In fact, in his initial days, investors had no knowledge of even PPF. Hari had to explain prospective clients about their features, benefits and associated tax savings. However, he saw this raw market as an untapped opportunity. He understood that by taking baby steps he could slowly graduate his clients to riskier high yielding investments.
How did it all start?
Hari's first brush with financial advisory came during his college years. He entered the business to earn some pocket money. In those days, advisors could earn 2% commission by selling PPF. During this phase, he had a small client base, which helped him make around Rs. 150 a month.
Post college, he was recruited in a five star hotel. Over the next 13 months, fed up of the long erratic hours, he thought of launching his own business. As he had enjoyed selling PPF earlier, he decided to take up financial advisory as a profession in 1982. To ensure a professional and long-term set-up, he decided to rent an office and carefully maintain all client records from day one.
Acquiring new clients and building his product bouquet
Initially, Hari used to visit bank branches, offices to sell PPF. His strategy was to first acquire a client in an organisation and then reach out to his colleagues. It was easy to convince investors to invest in PPF as it was a government product offering tax deduction and attractive interest. Following this strategy, he acquired close to 5000 PPF clients.
Meanwhile, he was also on the lookout for new products, which would help his clients create wealth. This prompted him to add insurance (LIC) and later mutual funds (UTI in 1983) to his bouquet. Today, he focuses mainly on mutual funds as he believes it to a great avenue for wealth creation. However, he still services his PPF clients despite the fact that he no longer earns any commission on PPF.
Growing with clients
While PPF has been a client acquisition product, he gradually directs them to invest in higher yielding products in line with their risk profile. He first introduces his conservative clients to liquid funds to get them a flavour of mutual funds at lower risk. From there, he gradually introduces short-term products, FMP, hybrid funds and finally equity. The trajectory and product selection differs for each client based on their risk –return profile.

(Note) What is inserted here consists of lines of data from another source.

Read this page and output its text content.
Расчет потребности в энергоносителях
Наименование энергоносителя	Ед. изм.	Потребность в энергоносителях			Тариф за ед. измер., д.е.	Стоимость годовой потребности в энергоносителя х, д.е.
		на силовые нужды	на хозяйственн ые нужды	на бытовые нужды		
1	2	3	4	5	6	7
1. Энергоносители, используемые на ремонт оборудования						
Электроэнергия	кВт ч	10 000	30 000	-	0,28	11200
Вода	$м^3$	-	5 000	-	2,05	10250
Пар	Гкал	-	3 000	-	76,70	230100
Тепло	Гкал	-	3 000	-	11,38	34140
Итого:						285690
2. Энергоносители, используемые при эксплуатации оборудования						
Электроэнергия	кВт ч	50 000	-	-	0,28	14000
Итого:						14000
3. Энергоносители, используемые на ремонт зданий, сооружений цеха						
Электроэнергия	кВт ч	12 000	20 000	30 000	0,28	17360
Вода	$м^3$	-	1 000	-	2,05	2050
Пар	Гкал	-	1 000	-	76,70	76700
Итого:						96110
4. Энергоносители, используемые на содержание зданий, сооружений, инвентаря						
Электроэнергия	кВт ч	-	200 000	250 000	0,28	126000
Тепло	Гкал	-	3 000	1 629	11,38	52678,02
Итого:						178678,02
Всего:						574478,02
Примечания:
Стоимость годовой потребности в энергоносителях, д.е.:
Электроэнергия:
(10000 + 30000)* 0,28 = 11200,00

A key characteristic of Hari is that he talks more about risks than returns. Before advising clients to invest in hybrid or equity products, he shares his own portfolio with his clients. He shows them the periods when his investments gave negative returns and explains to them the risks involved. Mainly he ensures that his clients are mature enough to handle the volatility in equity markets. Thanks to his ‘share the negatives’ first approach, most of his clients do not panic during short market corrections.

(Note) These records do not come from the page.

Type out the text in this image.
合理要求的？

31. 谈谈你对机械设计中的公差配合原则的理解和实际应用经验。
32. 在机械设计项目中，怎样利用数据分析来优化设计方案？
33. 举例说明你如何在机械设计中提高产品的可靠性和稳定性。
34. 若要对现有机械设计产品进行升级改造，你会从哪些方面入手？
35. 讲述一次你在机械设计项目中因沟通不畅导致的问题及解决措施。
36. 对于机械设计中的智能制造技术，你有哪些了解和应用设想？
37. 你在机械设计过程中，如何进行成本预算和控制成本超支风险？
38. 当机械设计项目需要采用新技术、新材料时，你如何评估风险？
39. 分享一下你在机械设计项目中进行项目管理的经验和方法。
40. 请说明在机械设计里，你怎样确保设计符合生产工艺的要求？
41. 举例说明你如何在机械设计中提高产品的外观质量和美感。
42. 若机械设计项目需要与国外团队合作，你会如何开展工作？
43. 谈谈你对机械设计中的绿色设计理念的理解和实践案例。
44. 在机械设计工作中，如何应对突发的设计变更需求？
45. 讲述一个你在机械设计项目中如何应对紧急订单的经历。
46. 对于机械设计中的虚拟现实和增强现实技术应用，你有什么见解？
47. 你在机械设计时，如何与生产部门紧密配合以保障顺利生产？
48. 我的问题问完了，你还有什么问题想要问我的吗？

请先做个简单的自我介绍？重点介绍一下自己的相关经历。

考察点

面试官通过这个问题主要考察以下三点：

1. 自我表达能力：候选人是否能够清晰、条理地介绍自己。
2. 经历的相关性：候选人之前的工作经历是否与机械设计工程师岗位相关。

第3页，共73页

Overall, his strategy of transitioning his clients from debt to equities has helped him acquire Rs. 575 crore of assets of which Rs. 400 crore is in equity funds while the balance is in debt.
He also started recommending systematic investing to his salaried clients way back in 2004. He encourages them to top up their SIPs periodically so that their savings grow with their income. Additionally, he asks his clients to put in any lump sum amounts when they receive bonus etc. This long-term disciplined investment has made close to 150 of his clients crorepatis. Moreover, his SIP book too stands at a robust Rs. 1.6 crore a month.
Delving deep into the client’s mind
Hari’s first meeting with a prospective client is exhaustive. He devotes the meeting towards understanding the complete ‘kundali’ of the client. Be it the number of dependents (both elderly and young), their age, client’s current debt, profession, income and understanding of financial products. This helps him better predict the client’s likely goal timeline and plan accordingly. Thanks to the data, he has a fair idea of when the client’s child would start a job. This coupled with the bond and trust he shares with his old clientele has helped him acquire many third-generation clients.
Being accessible always
Even today, Hari prefers face-to-face discussions to digital communication or client programs. He has found that his clients can better communicate their concerns and goals in a face-to-face meeting. To ensure that the clients can reach out to him at their convenience, he keeps his office open on holidays.
Client centric approach, dedication towards his profession and being upfront about risks has helped Hari build a strong presence in Goa.